Red (Sudeikis) adalah burung yang temperamental. Tak memiliki orang tua dan selalu sendiri sejak kecil membuat burung yang selalu dikucilkan karena alis tebalnya ini menjadi mudah marah. Akibat dari sifatnya yang pemarah tersebut, ia kemudian dimasukkan kedalam kelas pelatihan menahan amarah. Disanalah ia bertemu dengan Chuck (Gad) dan Bomb (McBride). Segerombolan Babi kemudian datang ke pulau burung yang hidupnya tentram ini dengan dalih ingin membangun persahabatan antara babi dengan burung. Red mempercayai bahwa ada niat buruk yang disembunyikan Leonard (Hader), pemimpin para babi tersebut yang selalu mengajak penduduk setempat untuk berpesta pora. Karena tidak dipercayai oleh Hakim kepala desa lagi, Red memutuskan untuk meminta pertolongan pada Mighty Eagle (Dinklage), satu-satunya burung legendaris yang bisa terbang, tersembunyi diatas gunung utama pulau tersebut. Dengan bantuan si kuning cepat dan burung peledak, mereka akhirnya berhasil menemukan penerbang yang menjadi panutan masyarakat ini. Namun Red masih terlalu lambat untuk menyelamatkan telur-telur yang telah dirampas para babi liar ini. Kini ia harus memimpin grup penyelamatan telur-telur yang dicuri sebelum para hewan berlemak tersebut memakan habis calon anak-anak burung yang tak bisa terbang itu.

Friday 6 May 2016

Ngenest

Score: 6.5/10
"Gak semua yang kita harepin akan terwujud, dan gak semua yang kita takutin akan terjadi." - Patrick

Sebuah film debut penyutradaraan seorang komedian yang naskahnya juga hasil adaptasi dari novel trilogi berjudul sama, karya sang sutradara sendiri, Ernest Prakasa. Juara tiga Stand Up Comedy Indonesia season 1 ini rupanya tak mau kalah dengan komika lainnya yang telah sukses menggarap filmnya masing-masing. Sebut saja Raditya Dika yang mengawali debut penyutradaraanya lewat Marmut Merah Jambu dan bahkan Kemal Palevi dengan Tak Kemal Maka Tak Sayang. Aktor yang menjadi salah satu pemain utama dalam Comic 8 ini rupanya mengangkat tema tentang kegalauan yang sering terjadi pada orang dengan ras cina sepertinya, yakni perasaan selalu menjadi kaum minoritas.

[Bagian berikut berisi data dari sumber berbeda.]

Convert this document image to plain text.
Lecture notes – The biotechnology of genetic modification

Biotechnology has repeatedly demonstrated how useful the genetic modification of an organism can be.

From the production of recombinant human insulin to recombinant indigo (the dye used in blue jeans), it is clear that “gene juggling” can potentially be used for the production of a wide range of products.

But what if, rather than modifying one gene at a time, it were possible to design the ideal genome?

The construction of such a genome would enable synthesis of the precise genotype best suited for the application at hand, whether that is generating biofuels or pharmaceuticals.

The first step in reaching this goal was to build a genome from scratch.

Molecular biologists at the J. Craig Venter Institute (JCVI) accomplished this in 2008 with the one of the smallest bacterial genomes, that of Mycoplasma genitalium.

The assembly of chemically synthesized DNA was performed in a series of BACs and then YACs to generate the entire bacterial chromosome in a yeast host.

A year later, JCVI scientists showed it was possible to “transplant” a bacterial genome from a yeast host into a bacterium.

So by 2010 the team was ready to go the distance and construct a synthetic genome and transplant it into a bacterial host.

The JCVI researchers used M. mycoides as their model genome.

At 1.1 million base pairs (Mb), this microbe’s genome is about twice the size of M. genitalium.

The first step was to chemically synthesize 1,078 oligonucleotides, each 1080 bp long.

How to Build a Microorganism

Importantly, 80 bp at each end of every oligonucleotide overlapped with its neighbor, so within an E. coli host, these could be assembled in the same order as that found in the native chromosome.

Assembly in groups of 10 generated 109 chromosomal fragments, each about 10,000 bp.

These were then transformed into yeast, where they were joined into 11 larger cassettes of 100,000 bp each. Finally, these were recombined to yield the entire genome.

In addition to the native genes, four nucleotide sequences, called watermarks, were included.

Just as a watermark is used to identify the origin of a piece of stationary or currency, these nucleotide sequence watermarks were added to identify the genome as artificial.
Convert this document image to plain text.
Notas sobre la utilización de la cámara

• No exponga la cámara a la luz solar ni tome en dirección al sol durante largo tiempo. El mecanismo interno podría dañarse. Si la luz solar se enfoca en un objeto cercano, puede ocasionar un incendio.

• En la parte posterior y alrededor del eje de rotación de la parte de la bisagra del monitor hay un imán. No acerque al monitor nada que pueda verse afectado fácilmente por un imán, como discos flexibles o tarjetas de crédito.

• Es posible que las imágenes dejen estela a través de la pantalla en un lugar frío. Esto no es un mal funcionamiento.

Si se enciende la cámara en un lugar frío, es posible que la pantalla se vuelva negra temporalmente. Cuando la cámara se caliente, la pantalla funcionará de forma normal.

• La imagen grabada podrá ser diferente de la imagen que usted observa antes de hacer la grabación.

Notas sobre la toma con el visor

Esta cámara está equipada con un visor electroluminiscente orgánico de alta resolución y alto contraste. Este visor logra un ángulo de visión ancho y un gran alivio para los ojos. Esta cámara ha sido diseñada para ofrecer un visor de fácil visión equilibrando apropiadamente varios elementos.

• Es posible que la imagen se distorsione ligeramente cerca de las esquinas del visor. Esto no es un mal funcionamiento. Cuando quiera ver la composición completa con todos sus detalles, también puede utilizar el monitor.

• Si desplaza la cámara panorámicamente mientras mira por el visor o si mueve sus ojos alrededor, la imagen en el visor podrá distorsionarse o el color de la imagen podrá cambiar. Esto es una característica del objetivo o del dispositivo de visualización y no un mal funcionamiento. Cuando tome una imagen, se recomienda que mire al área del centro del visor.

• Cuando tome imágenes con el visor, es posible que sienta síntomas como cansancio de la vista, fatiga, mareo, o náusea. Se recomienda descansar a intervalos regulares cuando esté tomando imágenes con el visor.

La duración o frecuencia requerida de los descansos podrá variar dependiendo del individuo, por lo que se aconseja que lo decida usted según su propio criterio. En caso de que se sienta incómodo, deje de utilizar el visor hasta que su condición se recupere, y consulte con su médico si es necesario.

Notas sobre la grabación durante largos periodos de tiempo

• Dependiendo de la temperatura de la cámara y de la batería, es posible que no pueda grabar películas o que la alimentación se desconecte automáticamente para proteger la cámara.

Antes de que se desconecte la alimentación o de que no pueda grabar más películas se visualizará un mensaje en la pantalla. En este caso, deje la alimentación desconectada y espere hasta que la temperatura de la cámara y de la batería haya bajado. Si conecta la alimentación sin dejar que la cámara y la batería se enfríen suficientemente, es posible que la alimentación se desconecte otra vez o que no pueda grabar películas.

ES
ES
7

Ernest (Prakasa) adalah anak dari keluarga cina yang selalu dibully sejak kecil. Ia bertemu dengan Patrick (Morgan Oey) sejak SD yang selalu menyelamatkan Ernest di saat-saat genting hingga saat ini. Setelah melalui beberapa cobaan dalam hidup, Ernest memutuskan ingin menikahi seorang pribumi agar sang anak nantinya tidak merasakan penderitaan apa yang ayahnya rasakan dulu. Maka bertemulah ia dengan Meira (Lala Karmela) dalam sebuah kursus bahasa Mandarin. Sayangnya, sang ayah Meira (Budi Dalton) pernah ditipu hingga bangkrut oleh orang cina. Namun hal itu rupanya tidak mengenyahkan cinta antara Ernest dengan Meira hingga akhirnya mereka menikah. Masalah baru kemudian dimulai saat Meira menginginkan anak. Begitu pula dengan mama Ernest (Lydia) yang selalu menanyai mereka kapan bisa diberi cucu. Namun yang terjadi adalah dimana Ernest belum siap punya anak, kegelisahan tersebut rupanya ada kaitannya dengan apakah rupa sang anak nanti akan mirip sang ayah, atau ibu? Jika anak tersebut memiliki rupa dengan ayahnya, perjuangan Ernest untuk menikah dengan pribumi agar sang anak tidak memiliki rupa cina nampaknya tidak akan berhasil.